Which policy priorities or legislative efforts do you share that would fuel better prevention, detection, and treatment of cancer?

I have made it my mission to sign on to legislation that will help advance cancer prevention, detection, and treatment. It is important that all Americans, regardless of their wealth and where they live, have access to cancer screening. I recently introduced the Screening for Communities to Receive Early and Equitable Needed Services (SCREENS) for Cancer Act, which would make screening services for breast and cervical cancer more widely available to women in America. Early testing for cancer saves lives and the SCREENS for Cancer Act is a step in the right direction at putting an end to cancer deaths.

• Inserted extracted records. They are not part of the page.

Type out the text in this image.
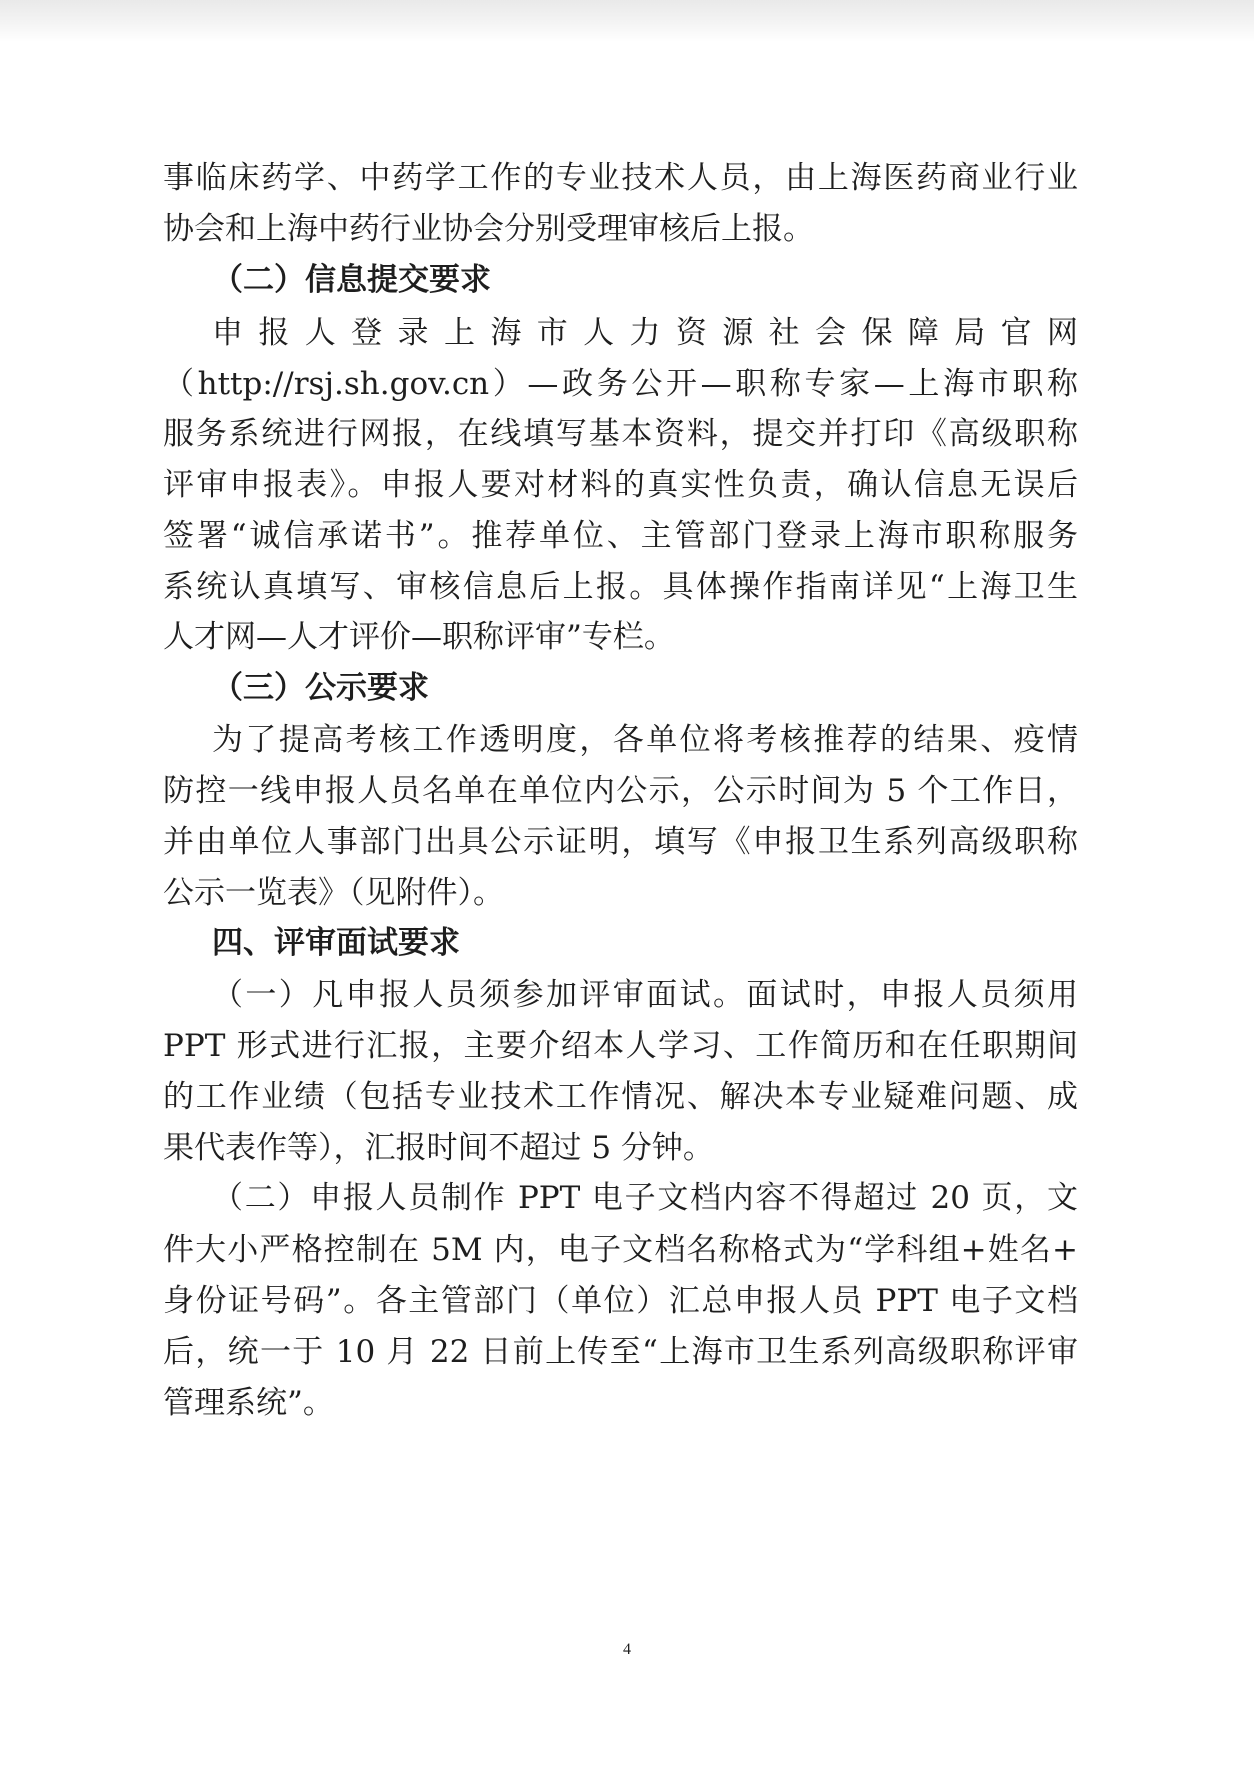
事临床药学、中药学工作的专业技术人员，由上海医药商业行业
协会和上海中药行业协会分别受理审核后上报。
（二）信息提交要求
申报人登录上海市人力资源社会保障局官网
（http://rsj.sh.gov.cn）—政务公开—职称专家—上海市职称
服务系统进行网报，在线填写基本资料，提交并打印《高级职称
评审申报表》。申报人要对材料的真实性负责，确认信息无误后
签署“诚信承诺书”。推荐单位、主管部门登录上海市职称服务
系统认真填写、审核信息后上报。具体操作指南详见“上海卫生
人才网—人才评价—职称评审”专栏。
（三）公示要求
为了提高考核工作透明度，各单位将考核推荐的结果、疫情
防控一线申报人员名单在单位内公示，公示时间为 5 个工作日，
并由单位人事部门出具公示证明，填写《申报卫生系列高级职称
公示一览表》（见附件）。
四、评审面试要求
（一）凡申报人员须参加评审面试。面试时，申报人员须用
PPT 形式进行汇报，主要介绍本人学习、工作简历和在任职期间
的工作业绩（包括专业技术工作情况、解决本专业疑难问题、成
果代表作等），汇报时间不超过 5 分钟。
（二）申报人员制作 PPT 电子文档内容不得超过 20 页，文
件大小严格控制在 5M 内，电子文档名称格式为“学科组+姓名+
身份证号码”。各主管部门（单位）汇总申报人员 PPT 电子文档
后，统一于 10 月 22 日前上传至“上海市卫生系列高级职称评审
管理系统”。
4
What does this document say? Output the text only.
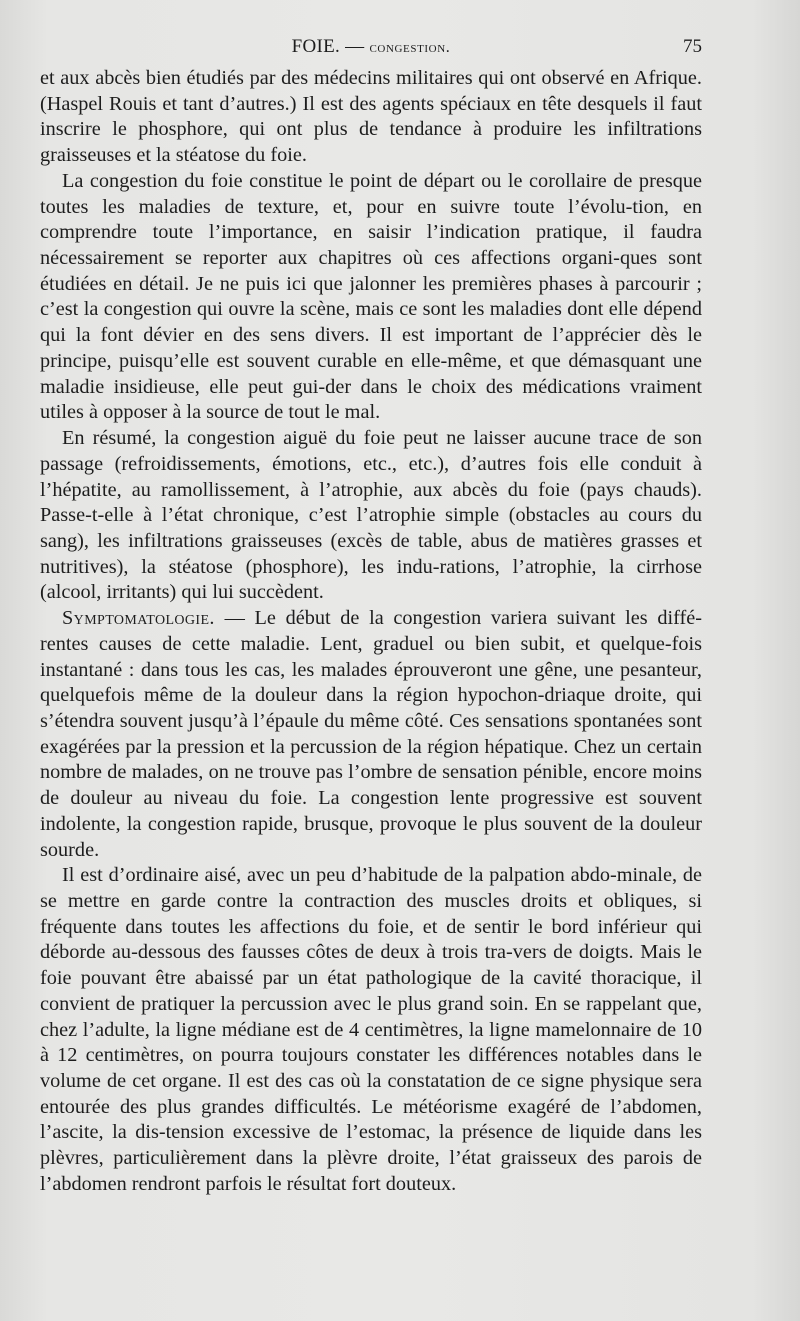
FOIE. — congestion.	75

et aux abcès bien étudiés par des médecins militaires qui ont observé en Afrique. (Haspel Rouis et tant d’autres.) Il est des agents spéciaux en tête desquels il faut inscrire le phosphore, qui ont plus de tendance à produire les infiltrations graisseuses et la stéatose du foie.

La congestion du foie constitue le point de départ ou le corollaire de presque toutes les maladies de texture, et, pour en suivre toute l’évolu-tion, en comprendre toute l’importance, en saisir l’indication pratique, il faudra nécessairement se reporter aux chapitres où ces affections organi-ques sont étudiées en détail. Je ne puis ici que jalonner les premières phases à parcourir ; c’est la congestion qui ouvre la scène, mais ce sont les maladies dont elle dépend qui la font dévier en des sens divers. Il est important de l’apprécier dès le principe, puisqu’elle est souvent curable en elle-même, et que démasquant une maladie insidieuse, elle peut gui-der dans le choix des médications vraiment utiles à opposer à la source de tout le mal.

En résumé, la congestion aiguë du foie peut ne laisser aucune trace de son passage (refroidissements, émotions, etc., etc.), d’autres fois elle conduit à l’hépatite, au ramollissement, à l’atrophie, aux abcès du foie (pays chauds). Passe-t-elle à l’état chronique, c’est l’atrophie simple (obstacles au cours du sang), les infiltrations graisseuses (excès de table, abus de matières grasses et nutritives), la stéatose (phosphore), les indu-rations, l’atrophie, la cirrhose (alcool, irritants) qui lui succèdent.

Symptomatologie. — Le début de la congestion variera suivant les diffé-rentes causes de cette maladie. Lent, graduel ou bien subit, et quelque-fois instantané : dans tous les cas, les malades éprouveront une gêne, une pesanteur, quelquefois même de la douleur dans la région hypochon-driaque droite, qui s’étendra souvent jusqu’à l’épaule du même côté. Ces sensations spontanées sont exagérées par la pression et la percussion de la région hépatique. Chez un certain nombre de malades, on ne trouve pas l’ombre de sensation pénible, encore moins de douleur au niveau du foie. La congestion lente progressive est souvent indolente, la congestion rapide, brusque, provoque le plus souvent de la douleur sourde.

Il est d’ordinaire aisé, avec un peu d’habitude de la palpation abdo-minale, de se mettre en garde contre la contraction des muscles droits et obliques, si fréquente dans toutes les affections du foie, et de sentir le bord inférieur qui déborde au-dessous des fausses côtes de deux à trois tra-vers de doigts. Mais le foie pouvant être abaissé par un état pathologique de la cavité thoracique, il convient de pratiquer la percussion avec le plus grand soin. En se rappelant que, chez l’adulte, la ligne médiane est de 4 centimètres, la ligne mamelonnaire de 10 à 12 centimètres, on pourra toujours constater les différences notables dans le volume de cet organe. Il est des cas où la constatation de ce signe physique sera entourée des plus grandes difficultés. Le météorisme exagéré de l’abdomen, l’ascite, la dis-tension excessive de l’estomac, la présence de liquide dans les plèvres, particulièrement dans la plèvre droite, l’état graisseux des parois de l’abdomen rendront parfois le résultat fort douteux.
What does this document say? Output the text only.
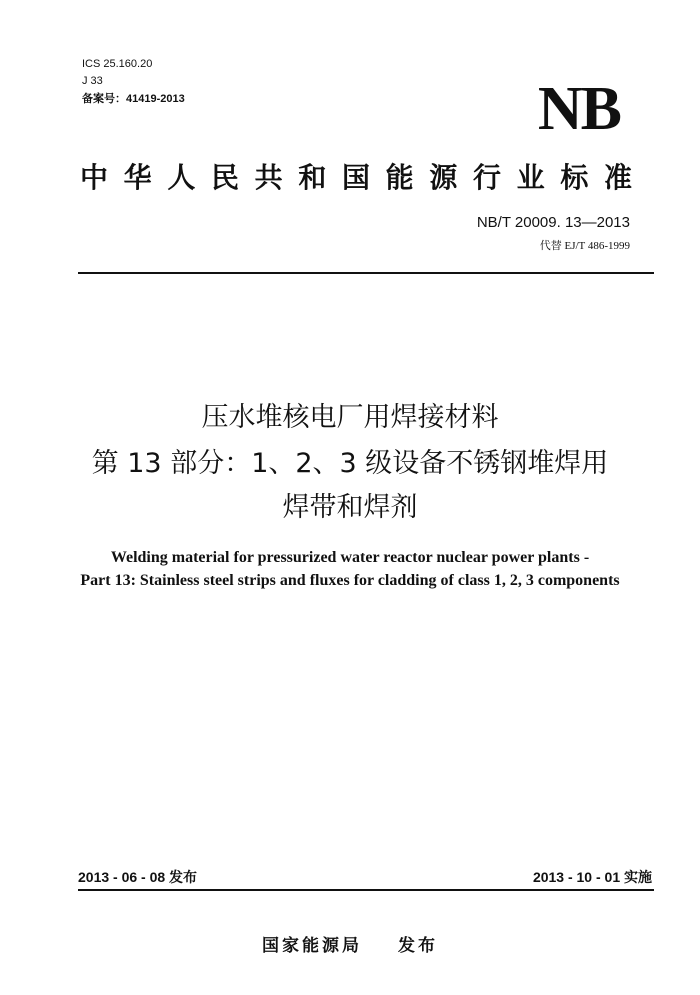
ICS 25.160.20
J 33
备案号：41419-2013	NB
中华人民共和国能源行业标准
NB/T 20009. 13—2013
代替 EJ/T 486-1999
压水堆核电厂用焊接材料
第 13 部分：1、2、3 级设备不锈钢堆焊用
焊带和焊剂
Welding material for pressurized water reactor nuclear power plants -
Part 13: Stainless steel strips and fluxes for cladding of class 1, 2, 3 components
2013 - 06 - 08 发布	2013 - 10 - 01 实施
国家能源局 发布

I have also made cancer research funding a top priority throughout my time in Congress. That is why this Congress I introduced the KO Cancer Act, which aims to provide a once-in-a-generation massive investment in cancer research funding, increasing cancer research funding allocated to the National Institutes of Health (NIH) by 25 percent, to reflect that cancer is the second leading cause of death in the U.S. Current federal funding levels for cancer research do not match the rate at which people are suffering and dying from this lethal disease. Legislation like this is for all of the victims, survivors, families, and friends whose lives have been impacted by cancer. As is the case for so many in America, this fight is personal to me. We must not stop until we eradicate this disease forever and spare parents, children, and families the pains of cancer.

What is your message to the scientists and physicians working to make progress against cancer?

Thank you for what you’re doing to advance medicine and treatment for those suffering from cancer and other long-term illnesses. Your efforts are valued and appreciated, regardless of the results they produce. These studies introduce new ideas, knowledge, and perspectives on ways to treat cancer patients and I look forward to the day when we find the answer we’ve been searching for and can put an end to cancer deaths across the world.